Сторож опять уселся в свой угол, достал из под ящика старый валенок, и стал сосредоточено его подшивать. В сторожке было тихо. Я ждал от старика ответа на свой сокровенный вопрос, а он почему-то медлил. Просидели мы с ним молча минут пять и я, наконец, не выдержал. Я уж было раскрыл рот, чтобы напомнить хозяину о себе и вдруг понял, что в сторожке мы уже не одни. И тишины в сторожке нет. За столом сидели мои друзья. Сидели и мечтали о «дембеле». И Сашка Громов сидел. Вот он рядом со мною еще живой, будто и не выезжал Саня на своем мотоцикле на встречную полосу оживленного шоссе, и будто не хоронили мы его хмурым осенним утром. Вот он. И Витька Кочерга тут, причем трезвый совсем.

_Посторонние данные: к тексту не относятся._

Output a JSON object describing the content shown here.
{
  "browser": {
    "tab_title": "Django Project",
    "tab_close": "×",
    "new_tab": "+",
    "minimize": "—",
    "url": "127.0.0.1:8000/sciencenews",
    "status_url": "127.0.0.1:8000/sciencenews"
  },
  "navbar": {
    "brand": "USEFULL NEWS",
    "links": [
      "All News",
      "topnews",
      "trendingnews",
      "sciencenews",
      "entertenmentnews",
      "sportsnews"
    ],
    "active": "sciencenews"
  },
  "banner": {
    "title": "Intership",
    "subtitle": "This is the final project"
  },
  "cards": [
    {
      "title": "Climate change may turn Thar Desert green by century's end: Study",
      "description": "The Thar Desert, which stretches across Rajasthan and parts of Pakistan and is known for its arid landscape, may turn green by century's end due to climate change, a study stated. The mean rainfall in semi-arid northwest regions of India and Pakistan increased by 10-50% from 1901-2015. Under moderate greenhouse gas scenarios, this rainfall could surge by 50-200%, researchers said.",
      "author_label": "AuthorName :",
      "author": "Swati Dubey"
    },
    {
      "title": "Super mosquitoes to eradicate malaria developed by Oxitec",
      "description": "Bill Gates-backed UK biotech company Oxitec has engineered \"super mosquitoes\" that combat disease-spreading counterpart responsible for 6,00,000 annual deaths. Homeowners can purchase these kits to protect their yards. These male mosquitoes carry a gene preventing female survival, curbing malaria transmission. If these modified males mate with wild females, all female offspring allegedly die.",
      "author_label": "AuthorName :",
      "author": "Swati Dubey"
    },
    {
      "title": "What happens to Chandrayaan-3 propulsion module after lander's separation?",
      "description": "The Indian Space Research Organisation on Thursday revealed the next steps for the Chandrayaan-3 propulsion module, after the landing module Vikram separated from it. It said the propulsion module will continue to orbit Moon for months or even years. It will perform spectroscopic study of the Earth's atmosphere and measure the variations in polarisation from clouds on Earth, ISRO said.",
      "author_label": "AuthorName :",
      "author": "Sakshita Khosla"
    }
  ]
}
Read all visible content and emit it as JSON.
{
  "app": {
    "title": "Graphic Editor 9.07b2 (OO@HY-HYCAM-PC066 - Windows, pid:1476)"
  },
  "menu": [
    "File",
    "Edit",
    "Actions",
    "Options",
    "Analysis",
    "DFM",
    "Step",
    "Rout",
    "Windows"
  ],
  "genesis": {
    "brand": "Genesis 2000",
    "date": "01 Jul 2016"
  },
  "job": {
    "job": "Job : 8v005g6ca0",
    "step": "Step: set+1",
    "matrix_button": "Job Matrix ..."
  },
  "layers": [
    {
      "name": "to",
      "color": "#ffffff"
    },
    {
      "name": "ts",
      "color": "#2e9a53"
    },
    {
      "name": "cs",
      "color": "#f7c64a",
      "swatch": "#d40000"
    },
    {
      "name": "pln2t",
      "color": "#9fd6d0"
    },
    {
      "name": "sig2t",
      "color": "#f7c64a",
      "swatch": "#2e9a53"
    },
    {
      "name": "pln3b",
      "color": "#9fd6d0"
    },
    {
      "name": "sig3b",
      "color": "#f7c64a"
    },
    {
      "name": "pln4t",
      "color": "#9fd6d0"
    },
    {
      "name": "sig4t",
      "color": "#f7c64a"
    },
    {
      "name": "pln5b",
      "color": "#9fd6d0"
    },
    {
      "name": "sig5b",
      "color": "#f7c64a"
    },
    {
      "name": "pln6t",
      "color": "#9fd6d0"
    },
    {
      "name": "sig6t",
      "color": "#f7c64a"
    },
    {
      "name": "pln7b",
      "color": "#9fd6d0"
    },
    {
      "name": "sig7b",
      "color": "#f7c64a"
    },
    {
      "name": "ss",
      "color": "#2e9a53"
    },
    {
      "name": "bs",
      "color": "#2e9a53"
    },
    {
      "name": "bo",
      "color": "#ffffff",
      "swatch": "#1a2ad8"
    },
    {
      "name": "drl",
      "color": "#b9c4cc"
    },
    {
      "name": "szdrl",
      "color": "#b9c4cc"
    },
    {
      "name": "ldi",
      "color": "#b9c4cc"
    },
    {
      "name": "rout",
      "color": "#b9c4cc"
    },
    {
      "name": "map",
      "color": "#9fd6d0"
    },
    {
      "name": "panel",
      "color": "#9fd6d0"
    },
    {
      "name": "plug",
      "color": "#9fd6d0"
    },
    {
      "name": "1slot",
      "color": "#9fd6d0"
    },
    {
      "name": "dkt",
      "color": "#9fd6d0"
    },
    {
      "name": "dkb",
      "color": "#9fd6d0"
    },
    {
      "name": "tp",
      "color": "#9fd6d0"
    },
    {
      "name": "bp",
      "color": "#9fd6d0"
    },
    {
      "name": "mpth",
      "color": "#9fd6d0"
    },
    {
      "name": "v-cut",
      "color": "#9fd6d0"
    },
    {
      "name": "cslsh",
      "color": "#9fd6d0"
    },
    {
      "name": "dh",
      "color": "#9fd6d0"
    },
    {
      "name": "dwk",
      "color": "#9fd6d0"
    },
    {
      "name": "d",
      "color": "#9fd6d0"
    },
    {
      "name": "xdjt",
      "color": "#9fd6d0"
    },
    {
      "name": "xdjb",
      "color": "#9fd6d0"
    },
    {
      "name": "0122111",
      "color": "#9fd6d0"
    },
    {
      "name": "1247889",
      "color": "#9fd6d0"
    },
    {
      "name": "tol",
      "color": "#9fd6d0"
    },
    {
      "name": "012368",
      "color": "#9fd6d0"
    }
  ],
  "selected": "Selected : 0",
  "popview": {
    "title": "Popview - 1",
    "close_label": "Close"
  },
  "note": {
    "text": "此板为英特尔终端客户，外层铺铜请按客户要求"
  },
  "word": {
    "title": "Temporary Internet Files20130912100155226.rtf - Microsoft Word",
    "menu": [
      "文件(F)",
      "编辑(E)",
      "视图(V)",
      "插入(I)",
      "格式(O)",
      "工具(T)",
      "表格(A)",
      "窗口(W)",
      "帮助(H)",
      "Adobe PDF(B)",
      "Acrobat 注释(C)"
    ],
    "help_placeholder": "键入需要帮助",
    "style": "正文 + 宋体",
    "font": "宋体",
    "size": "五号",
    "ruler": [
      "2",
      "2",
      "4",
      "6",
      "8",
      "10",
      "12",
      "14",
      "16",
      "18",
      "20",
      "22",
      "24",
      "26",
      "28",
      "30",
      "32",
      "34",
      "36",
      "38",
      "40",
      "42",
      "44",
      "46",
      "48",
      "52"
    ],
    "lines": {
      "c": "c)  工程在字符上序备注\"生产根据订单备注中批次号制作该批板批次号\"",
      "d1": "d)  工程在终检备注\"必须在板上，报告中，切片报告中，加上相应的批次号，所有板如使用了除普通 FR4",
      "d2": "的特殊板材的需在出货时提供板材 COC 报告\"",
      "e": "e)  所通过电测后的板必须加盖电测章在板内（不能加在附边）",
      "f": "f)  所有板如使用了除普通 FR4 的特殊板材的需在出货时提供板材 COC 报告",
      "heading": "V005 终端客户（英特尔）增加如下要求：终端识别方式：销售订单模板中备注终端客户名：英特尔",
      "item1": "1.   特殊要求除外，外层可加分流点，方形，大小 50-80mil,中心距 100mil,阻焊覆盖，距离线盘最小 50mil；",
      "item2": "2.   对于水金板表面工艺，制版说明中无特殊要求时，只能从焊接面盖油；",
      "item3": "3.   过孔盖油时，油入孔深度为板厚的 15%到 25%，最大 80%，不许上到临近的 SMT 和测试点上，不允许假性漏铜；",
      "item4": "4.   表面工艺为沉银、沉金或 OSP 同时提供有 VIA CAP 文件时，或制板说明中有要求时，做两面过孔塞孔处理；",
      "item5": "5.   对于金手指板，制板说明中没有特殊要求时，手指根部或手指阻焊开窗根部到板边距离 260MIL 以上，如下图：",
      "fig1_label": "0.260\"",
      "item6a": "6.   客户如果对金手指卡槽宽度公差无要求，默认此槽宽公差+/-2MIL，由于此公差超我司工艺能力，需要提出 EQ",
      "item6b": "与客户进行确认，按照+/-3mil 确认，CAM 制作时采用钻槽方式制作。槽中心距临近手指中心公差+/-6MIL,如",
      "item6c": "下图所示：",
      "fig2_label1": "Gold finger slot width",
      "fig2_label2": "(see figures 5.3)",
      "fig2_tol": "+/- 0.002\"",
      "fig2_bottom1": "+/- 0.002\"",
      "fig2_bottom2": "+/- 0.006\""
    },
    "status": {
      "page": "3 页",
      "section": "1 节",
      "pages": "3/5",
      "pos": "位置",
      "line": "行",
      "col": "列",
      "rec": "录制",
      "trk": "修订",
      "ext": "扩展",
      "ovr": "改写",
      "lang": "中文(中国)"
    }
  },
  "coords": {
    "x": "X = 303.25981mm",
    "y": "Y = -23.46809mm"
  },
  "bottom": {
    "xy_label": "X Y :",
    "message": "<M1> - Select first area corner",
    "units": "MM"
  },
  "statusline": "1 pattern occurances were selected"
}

Такой трезвый, каким я его лет пятнадцать уж не видел, и с лицом у него всё в порядке. Молодой он здесь, а не опухший с сизым носом да беззубым ртом. Чудеса. Вовка Долинин тоже сидит, причем сидит за столом, а не в колонии строгого режима, куда попал он за убийство своей очередной сожительницы. Она, конечно, у него дура была первостатейная, но все-таки зря он тогда за топор схватился. Зря. Такую беду по пьяни сотворил, что и вспоминать про неё сейчас страшно. Он себе, видишь ли, после первой отсидки всё любви искал, вот и доискался.
- Эх, братцы, - опять мечтательно вещал нам Вовка Долинин, понемножку отхлебывая горячий чай, все из той же кружки, - оттянусь я в первые дни на гражданке, ну, просто на полную катушку оттянусь. Домой из областного центра непременно на мягком автобусе поеду. У нас можно и на электричке, но я поеду на автобусе. Знаете, как здорово на мягком автобусе домой ехать? Особенно весной.
Мне захотелось отговорить его от поездки в автобусе. Очень захотелось. Он же еще не знает, что подерется там с наглым мужиком и вместо дома попадет на тюремные нары. Я пытался схватить его за рукав, сказать ему о грозящей опасности, но ничего из этого у меня не получалось. Не слушал меня никто. Я очень рассердился на них и внезапно понял, что мне-то на жизнь мою грех обижаться. А как понял я это, всё пропало: и друзья армейские, и старик, и сторожка его.
 Я неведомо как очутился в своей квартире за кухонным столом в кругу семьи. Сын опять о чем-то спорил с дочерью, жена рассказывала мне про плохую уборку подъезда, по телевизору показывали последние новости, а на улице изо всех сил сияло теплое весеннее солнце. Настоящее весеннее солнце!